Depuis que le parc a été intégré au National Integrated Protected Areas System (Nipas) [Système national intégré de zones protégées], en 1988, sa gestion a connu plusieurs phases. La décision d’accorder un pouvoir et un rôle actif aux services gouvernementaux locaux constitue une des principales victoires dans le combat pour la protection des zones naturelles du pays. Outre le rôle des institutions, il faut souligner également celui des habitants des îles Cagayan. Vivant à proximité de Tubbataha, ce sont eux qui ont été le plus fortement affectés par l’interdiction absolue de pêcher et d’utiliser les ressources naturelles du site. Après tout, depuis des générations, Tubbataha était leur pays de cocagne.
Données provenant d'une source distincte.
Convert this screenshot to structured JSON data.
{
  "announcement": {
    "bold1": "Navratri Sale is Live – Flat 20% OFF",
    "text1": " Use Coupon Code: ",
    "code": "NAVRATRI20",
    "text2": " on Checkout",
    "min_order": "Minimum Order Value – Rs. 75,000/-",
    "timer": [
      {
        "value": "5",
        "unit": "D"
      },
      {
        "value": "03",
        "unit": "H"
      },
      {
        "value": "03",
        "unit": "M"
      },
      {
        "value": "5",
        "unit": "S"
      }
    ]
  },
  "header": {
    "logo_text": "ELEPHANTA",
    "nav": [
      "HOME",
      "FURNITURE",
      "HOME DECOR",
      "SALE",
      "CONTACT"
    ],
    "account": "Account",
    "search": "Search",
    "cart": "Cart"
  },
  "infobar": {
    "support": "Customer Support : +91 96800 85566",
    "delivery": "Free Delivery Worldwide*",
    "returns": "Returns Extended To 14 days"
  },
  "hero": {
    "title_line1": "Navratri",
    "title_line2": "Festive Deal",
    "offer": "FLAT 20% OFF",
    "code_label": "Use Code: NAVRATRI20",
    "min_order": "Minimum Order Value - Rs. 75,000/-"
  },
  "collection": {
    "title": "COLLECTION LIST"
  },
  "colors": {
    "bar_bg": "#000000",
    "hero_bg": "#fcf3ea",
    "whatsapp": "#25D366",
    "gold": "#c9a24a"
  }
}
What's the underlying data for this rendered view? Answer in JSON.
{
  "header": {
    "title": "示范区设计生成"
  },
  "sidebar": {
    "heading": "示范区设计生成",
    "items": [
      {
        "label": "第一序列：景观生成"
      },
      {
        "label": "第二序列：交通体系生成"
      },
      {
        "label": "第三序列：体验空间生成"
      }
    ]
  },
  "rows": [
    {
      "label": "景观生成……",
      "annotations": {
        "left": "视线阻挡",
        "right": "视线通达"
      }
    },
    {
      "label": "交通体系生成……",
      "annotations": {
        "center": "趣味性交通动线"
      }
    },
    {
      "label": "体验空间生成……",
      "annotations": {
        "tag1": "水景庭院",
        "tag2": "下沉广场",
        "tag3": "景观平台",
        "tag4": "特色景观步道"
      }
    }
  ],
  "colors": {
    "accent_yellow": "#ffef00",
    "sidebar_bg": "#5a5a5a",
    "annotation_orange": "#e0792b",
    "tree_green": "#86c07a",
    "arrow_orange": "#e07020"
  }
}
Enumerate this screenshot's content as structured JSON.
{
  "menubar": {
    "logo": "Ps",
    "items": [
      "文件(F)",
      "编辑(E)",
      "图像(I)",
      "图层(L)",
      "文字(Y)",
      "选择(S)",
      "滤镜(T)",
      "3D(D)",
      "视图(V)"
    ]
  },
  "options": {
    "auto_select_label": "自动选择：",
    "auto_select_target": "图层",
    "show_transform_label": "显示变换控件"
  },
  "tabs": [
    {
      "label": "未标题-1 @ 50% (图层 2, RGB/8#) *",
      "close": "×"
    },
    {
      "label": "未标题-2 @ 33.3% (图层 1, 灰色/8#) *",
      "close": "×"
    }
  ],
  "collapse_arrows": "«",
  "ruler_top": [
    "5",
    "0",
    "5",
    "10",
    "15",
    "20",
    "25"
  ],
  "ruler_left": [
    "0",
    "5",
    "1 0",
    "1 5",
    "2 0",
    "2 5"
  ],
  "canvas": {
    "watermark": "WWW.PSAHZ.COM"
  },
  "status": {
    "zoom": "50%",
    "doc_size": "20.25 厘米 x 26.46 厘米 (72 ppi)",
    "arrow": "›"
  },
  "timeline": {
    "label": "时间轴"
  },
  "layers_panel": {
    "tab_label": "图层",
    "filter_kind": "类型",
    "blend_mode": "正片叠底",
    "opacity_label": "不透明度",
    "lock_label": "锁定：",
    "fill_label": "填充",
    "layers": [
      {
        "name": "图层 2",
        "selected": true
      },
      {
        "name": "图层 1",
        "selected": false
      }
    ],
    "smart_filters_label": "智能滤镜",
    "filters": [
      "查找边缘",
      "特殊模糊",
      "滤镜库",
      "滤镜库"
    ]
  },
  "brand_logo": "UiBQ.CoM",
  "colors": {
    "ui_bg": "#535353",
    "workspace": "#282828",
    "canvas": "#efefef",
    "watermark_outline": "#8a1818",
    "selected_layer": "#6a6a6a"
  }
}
Ce qui a fait pencher la balance, semble-t-il, c’est que le parc peuple de poissons la mer de Sulu : protéger le parc signifiait donc avoir plus de poissons à pêcher.

Bénéfices pour les habitants

Autre élément de poids, les autorités des îles Cagayan ont obtenu un pourcentage sur la taxe de conservation payée par les plongeurs qui visitent Tubbataha. Dix pour cent de cette taxe vont aux îliens sous forme d’aide au développement des moyens de subsistance. Au dire de Segundo Conales, les habitants des Cagayan ont accepté de renoncer à leurs zones de pêche traditionnelles parce qu’on leur a “fourni d’autres sources de revenus, par exemple des programmes de microcrédit et l’aménagement de cultures d’algues”.

Les efforts des défenseurs de Tubbataha n’ont pas été vains. D’après le WWF (Fonds mondial pour la nature), la couverture de corail dur de Tubbataha est passée de 40 % en 2004 à 46 % en 2005. Toujours selon le WWF, la biomasse piscicole, c’est-à-dire le poids total de poissons d’une zone donnée, a par ailleurs été multipliée par deux. Autre indicateur encourageant pour les biologistes marins : le nombre de grands prédateurs, comme les requins, a également progressé – signe que le récif a de quoi les nourrir.

Mais le meilleur signal de la réussite du projet se trouve auprès de la population. Le WWF affirme aujourd’hui que les habitants des Cagayan tirent des bénéfices du plan de préservation, que ce soit grâce aux projets de développement de l’activité économique ou à l’augmentation des prises dans la région. Evidemment, tout cela ne peut qu’encourager nos jeunes rangers à quitter leurs pénates pendant des semaines pour s’assurer qu’aucun mal ne sera fait à Valerie et aux autres habitants de Tubbataha. Segundo Conales, qui s’apprête pour la sixième fois à passer les fêtes de fin d’année loin de chez lui, le fait sans hésitation. “Même si c’est difficile, même si nous nous sentons seuls, nous faisons notre travail pour les générations futures.”